Si chiamavano Manulè e O Giappone. Emanuele, detto Manulè, era il primo dei tre fratelli Cocu superstiti: rapinatori, spacciatori, fegatosi e violenti, gran senso della famiglia, decine di cugini, nipoti, cognati che vivevano tutti nel raggio di trecento metri, al loro quartier generale, i palazzoni che confondono Lorenteggio con i satelliti della periferia sud. I due fratelli gemelli più piccoli, Toto e Rocchino, era morti ammazzati, negli anni passati, in storie diverse, che la famiglia non raccontava più, nemmeno quando andavano tutti insieme a cambiare i cilestrini e rosei fiori di plastica nei cimiteri, una volta l'anno. Manulè era quello con più testa e, a dimostrazione, non aveva mai accettato di mostrarsi come il capo incontrastato: "Siamo una democrazia, ognuno se vuole, può dire la sua, ma non perdiamo tempo", era la sua frase di rito, nelle riunioni di famiglia.
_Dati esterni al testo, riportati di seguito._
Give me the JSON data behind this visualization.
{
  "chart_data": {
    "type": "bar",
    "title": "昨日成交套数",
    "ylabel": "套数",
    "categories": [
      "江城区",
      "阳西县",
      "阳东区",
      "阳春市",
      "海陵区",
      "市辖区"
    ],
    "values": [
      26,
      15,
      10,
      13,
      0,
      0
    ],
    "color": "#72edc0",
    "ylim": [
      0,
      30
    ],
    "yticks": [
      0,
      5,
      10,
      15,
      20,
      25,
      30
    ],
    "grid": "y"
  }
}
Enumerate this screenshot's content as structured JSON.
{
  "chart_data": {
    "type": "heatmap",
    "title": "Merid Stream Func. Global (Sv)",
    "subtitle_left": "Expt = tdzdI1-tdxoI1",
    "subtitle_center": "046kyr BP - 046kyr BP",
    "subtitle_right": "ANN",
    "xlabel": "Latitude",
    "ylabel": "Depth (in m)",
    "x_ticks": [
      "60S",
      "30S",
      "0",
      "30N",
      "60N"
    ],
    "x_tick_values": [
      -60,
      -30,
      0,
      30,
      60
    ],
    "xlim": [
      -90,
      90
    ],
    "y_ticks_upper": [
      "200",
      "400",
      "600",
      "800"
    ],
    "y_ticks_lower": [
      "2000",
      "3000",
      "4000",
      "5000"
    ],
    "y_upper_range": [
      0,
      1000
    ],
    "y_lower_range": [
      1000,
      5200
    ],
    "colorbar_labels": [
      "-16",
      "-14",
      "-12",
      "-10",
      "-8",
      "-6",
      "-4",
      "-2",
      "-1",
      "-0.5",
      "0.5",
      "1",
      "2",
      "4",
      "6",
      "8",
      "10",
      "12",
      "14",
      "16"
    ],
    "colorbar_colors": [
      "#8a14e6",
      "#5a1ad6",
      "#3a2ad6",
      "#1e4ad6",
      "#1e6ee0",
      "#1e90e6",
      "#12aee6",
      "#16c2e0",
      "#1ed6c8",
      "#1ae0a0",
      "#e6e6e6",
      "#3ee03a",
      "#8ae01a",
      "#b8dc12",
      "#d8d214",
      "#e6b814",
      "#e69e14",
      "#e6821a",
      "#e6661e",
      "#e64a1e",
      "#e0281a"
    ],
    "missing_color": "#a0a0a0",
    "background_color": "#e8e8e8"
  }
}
Nessuno fiatava, lui decideva per tutti e aveva investito i soldi in una pizzeria e in una palestra di karatè: insegnava lui in persona a pestare amaramente, come testimoniavano i calli anche sulle palme delle mani, sotto le dita. Proprio tre giorni prima una zingara dalla faccia scura gli aveva fatto tante moine da riuscire ad afferrargli la mano, l'aveva tenuta per una decina di secondi, era impallidita, poi gli aveva detto: "Non posso leggerla, non hai i segni". E lui s'era beato per le sue mani da duro.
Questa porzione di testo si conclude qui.